When she had some privacy, Tilla would tell Christos about Camma and the baby and the missing brother. He was supposed to be able to hear you no matter where you were, but just in case he had no power here across the sea, she would find out where the gods of the Catuvellauni were worshipped and make an offering to them too.

The baby who was not the husband’s was asleep in a box tied to the seat beside his mother, lulled by the steady clop of hooves and the rumble of the wheels. He was swaddled in the cloths and bandages Tilla had brought back from Gaul. Camma seemed to think she carried baby clothes about with her because she was a midwife, and she had not bothered to explain. Still, if that disgusting gritty medicine had worked, she would have a use for them herself before long. If the gods were kind, she and the Medicus would have their own home too. The red crockery gleaming on the table would remind them of Gaul and they would have a pair of iron fire dogs framing the hearth like the ones in the house where she grew up. Outside there would be a vegetable patch, and some hens, and-

“You have been kind to me, sister.”

Tilla returned to the present. “Anyone would have done the same.”

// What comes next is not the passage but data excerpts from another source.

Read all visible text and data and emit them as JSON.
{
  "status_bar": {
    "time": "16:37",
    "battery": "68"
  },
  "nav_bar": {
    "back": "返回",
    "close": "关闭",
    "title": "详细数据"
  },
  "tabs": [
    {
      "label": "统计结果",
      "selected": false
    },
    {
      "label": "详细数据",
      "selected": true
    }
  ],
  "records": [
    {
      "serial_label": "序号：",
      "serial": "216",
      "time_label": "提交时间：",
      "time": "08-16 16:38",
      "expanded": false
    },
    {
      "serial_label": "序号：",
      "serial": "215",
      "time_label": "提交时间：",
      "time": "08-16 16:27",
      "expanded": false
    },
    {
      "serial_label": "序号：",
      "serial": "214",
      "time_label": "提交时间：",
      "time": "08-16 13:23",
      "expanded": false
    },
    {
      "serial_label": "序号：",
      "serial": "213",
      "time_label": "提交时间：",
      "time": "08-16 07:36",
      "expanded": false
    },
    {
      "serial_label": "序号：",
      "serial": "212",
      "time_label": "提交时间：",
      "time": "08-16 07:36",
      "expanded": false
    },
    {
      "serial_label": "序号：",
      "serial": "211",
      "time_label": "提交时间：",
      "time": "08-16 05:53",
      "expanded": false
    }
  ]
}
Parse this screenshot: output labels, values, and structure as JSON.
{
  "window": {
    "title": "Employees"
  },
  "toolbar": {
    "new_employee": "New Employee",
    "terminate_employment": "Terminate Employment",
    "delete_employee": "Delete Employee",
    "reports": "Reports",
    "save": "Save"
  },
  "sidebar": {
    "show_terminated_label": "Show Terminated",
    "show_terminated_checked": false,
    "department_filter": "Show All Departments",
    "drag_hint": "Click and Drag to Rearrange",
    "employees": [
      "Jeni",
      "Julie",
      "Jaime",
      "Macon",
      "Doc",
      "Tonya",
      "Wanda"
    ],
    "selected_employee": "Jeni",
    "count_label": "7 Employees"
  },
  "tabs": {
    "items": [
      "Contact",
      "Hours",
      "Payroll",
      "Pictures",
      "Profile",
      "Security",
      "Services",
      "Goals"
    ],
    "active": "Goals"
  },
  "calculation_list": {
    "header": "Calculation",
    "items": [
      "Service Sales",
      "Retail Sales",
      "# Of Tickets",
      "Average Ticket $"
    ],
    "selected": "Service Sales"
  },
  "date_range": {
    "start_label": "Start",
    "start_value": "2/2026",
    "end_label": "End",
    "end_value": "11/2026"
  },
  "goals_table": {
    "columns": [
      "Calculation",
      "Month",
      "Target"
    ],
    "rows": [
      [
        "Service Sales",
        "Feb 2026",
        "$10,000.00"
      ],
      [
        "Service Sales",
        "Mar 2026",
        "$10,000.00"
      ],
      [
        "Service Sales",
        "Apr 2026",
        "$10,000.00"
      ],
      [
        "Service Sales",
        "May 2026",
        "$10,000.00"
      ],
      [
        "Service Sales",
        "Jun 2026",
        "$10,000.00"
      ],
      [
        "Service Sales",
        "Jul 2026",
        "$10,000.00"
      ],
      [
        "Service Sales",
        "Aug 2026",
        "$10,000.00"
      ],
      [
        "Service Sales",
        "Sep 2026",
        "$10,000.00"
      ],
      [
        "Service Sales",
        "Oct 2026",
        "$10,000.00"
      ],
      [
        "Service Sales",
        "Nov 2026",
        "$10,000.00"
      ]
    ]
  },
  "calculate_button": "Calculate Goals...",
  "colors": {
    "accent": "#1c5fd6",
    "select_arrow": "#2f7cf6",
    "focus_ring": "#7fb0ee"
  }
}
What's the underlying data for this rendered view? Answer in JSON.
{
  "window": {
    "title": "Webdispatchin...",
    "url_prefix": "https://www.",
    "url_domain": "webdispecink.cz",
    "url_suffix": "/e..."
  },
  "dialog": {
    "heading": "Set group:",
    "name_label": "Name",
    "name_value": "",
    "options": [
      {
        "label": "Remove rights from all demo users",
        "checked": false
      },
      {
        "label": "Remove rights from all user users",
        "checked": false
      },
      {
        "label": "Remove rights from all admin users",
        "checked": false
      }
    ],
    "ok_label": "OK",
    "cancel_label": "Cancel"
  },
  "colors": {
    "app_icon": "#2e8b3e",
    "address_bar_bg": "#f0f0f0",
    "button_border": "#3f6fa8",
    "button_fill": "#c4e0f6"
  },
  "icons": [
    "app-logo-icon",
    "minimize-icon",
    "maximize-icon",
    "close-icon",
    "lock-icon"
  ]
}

Camma had pulled a strand of hair forward and was chewing the end of it. “I was afraid nobody would help. I thought I would die.”

“You were in need,” Tilla pointed out. “Of course people would help you, even here in the South.”

“And now you are leaving your husband behind to come with me, when I don’t deserve it.”

“It’s nothing,” Tilla assured her, wondering if Camma was about to explain the rift with her own husband. Instead, the Iceni woman glanced down at the shrouded figure laid out along the floor of the carriage. “A man who collects taxes is never liked,” she said, “but somebody must do it.”

“Doctors are not much liked, either,” offered Tilla. “A few bad ones and they all get the blame.”

It was not until Camma said, “I thought he must be a doctor,” that Tilla remembered she was supposed to be keeping that quiet.

“But now he is an investigator,” she added.

“If you say so.”

“It is only a job,” said Tilla.

“So is collecting taxes.”

They were passing a couple of thatched round houses. A woman was working at a loom set up outside one of the doors. Behind her, fat skeins of brown wool were hung to dry on lines slung from one porch to the other. It reminded Tilla of her childhood.

Camma said, “I can’t believe he is gone. The medicine makes me sleep, then I wake up and it has all still happened.”